This morning I received an email via a colleague from a AE admin at another company. He was asking for help getting SSO working with the Automation Engine. I wrote up a summary of recommendations and findings based on my experience with this topic. I thought it might be worthwhile to post this summary here.
Single sign-on with the Automation Engine: recommendations & findings
- I found that single sign-on
does not work reliably in AE systems running on multiple nodes. I was
able to get single sign-on working reliably only when the Automation
Engine server was running on just one node. (See the detailed
discussion below about SSO on multi-node AE servers.)
- Be sure to use Oracle version
of Java, not IBM or some other flavor.
- Don’t forget to install the two
JARs of Java Cryptography Extension (JCE) Unlimited Strength
Jurisdiction Policy in
$JAVA_HOME/lib/security
. This must be done for both
the JRE running the JWP, and the JRE running the UC4 GUI. The single sign-on documentation did not make this clear
before, but it has since been updated. - Similarly, don’t forget to
install the proper JDBC driver in AE server lib directory. The JWP installation documentation describes this pretty
well. One note: LDAP-based connection strings like
jdbc:oracle:thin:@ldap://oraclenameserver…
do not work with the JWP. We
had to stick with a basic connection string likejdbc:oracle:thin:@oracleserver...
(We opened a product enhancement request for this: PMPER-454:
JWP should support LDAP-based Oracle JDBC connection strings in ucsrv.ini) - Initially, to aid
troubleshooting, start the JWP from the command line, with Kerberos
debugging enabled:
java ... -Dsun.security.krb5.debug=true -jar
ucsrvjp.jar ...
This will allow you to watch the Kerberos communication between the JWP
and the KDC, and pinpoint the underlying causes of many problems. Once you
have gotten things working, you cant start the JWP via the service manager. - If you see the error “U0003127
Logon error: Access denied” when turning on the integrated
authentication check box in the login window, there are two possible
fixes:
- Start the UI as an administrative user; or
- Enable AllowTGTSessionKey
in Windows.
This limitation is arguably due to a bug in the underlying SSO framework from Oracle: JDK-6722928.
SSO on multi-node AE servers
The Automic SSO
documentation claims that SSO will work in AE systems running on more than one
node. However, I was never able to figure out how to make it work reliably.

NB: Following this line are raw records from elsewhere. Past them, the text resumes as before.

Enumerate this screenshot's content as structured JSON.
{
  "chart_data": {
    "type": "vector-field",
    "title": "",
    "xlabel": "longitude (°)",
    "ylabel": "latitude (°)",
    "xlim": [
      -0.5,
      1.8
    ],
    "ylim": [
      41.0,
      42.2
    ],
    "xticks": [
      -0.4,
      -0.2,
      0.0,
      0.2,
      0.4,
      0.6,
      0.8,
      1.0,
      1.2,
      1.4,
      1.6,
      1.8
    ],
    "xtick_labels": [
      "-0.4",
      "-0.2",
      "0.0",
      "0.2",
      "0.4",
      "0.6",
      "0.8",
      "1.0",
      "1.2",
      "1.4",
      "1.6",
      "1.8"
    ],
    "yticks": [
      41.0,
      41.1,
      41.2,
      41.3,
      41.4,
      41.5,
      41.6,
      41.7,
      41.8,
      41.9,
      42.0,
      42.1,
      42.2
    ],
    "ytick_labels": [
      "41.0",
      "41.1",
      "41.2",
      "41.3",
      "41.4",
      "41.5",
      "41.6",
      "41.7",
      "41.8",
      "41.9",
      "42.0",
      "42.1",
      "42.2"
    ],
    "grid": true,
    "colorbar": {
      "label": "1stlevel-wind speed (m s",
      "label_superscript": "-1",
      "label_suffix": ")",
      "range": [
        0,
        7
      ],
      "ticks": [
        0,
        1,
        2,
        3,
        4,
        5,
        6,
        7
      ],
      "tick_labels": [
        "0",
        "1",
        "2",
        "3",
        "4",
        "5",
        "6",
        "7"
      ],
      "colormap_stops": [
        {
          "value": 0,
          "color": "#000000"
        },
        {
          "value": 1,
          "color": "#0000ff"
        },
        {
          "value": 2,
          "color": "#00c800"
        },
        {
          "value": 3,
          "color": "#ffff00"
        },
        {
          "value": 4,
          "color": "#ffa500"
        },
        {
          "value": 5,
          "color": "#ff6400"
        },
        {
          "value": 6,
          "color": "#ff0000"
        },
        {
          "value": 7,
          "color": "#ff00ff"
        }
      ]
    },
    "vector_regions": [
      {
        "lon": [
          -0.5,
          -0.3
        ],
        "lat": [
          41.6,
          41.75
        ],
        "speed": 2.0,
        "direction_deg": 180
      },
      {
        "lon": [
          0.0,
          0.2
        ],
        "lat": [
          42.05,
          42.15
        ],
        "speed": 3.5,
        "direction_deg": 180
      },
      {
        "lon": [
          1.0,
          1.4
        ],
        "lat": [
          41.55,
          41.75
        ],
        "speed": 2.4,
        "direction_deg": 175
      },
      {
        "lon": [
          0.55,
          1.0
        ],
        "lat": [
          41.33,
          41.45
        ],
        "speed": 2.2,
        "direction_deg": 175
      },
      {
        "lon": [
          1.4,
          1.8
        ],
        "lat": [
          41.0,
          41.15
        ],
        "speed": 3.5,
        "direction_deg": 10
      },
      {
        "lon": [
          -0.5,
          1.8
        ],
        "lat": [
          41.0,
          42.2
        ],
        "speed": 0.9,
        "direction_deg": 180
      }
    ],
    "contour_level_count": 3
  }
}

Firstly, the Automic documentation fails to mention something very important:
1. A separate service
user must be defined for each node on which the Automation Engine
runs.
A service user (or technical user) must be created to run the JWP.
The JWP, running as this user, connects to the KDC to authenticate. The KDC
will not be able to find an SPN defined on the service user, unless the userPrincipalName
of the currently logged-in user is also set to the SPN being used to authenticate.
Andreas at Automic Development confirmed that it won’t work to
use the same service user on both nodes, because the UPN must match the SPN.
This means that if you run the AE on two nodes, then you must create two separate
users. Each service user must be associated with just one AE node. The userPrincipalName
attribute of each user must be set to the same thing as the servicePrincipalName.
For example:
We opened problem
ticket PRB00119215
with Automic about this omission from the documentation. They have promised to
update the documentation to make it clear that a separate service/technical
user must be defined for each AE node.
2. Even with a separate
service user defined on each node, SSO may not work reliably in multi-node AE
systems
The reason, I believe, is that the JWP does not select the SPN it
uses to authenticate with the KDC based on the hostname of the node where the
JWP is running, but instead based on the node where the CP to which the UI
connected is running.
|
I’ll explain this in a bit more detail. When the User Interface
connects to the AE, it connects to a communications process (CP). Which CP the UI connects to
is somewhat unpredictable. (It depends on the order of addresses in the CP
list in the uc4config.xml file.)
During single sign-on, the process works like this:
1.
User Interface connects to CP
2.
CP connects to JWP
3.
JWP authenticates with KDC
If all CPs and WPs are running on the same node, it’s simple and
will work fine every time.
If however, if the Automation Engine processes are running on
multiple nodes, as depicted in the figure to the left, then about half of the
time, the CP will connect to a JWP running on a different node. E.g.:
1. User Interface connects to CP on uc4a
2. CP on uc4a connects to JWP
on uc4b 3.
JWP on uc4b tries to authenticate with KDC using an SPN like UC4/uc4a.mycompany.com@MYREALM
|
I suspect that because
of the above problem, SSO will not work reliably in systems with more than one
AE node, even if a unique service user is defined for each AE node.
Automic is
investigating this in PRB00111313.
I will update this discussion thread soon as I have news from Automic. One possible way of fixing this
problem would be to force the CP connect to a JWP running on the same node.
(This would mean that at least one JWP would have to be running on any node running a CP.)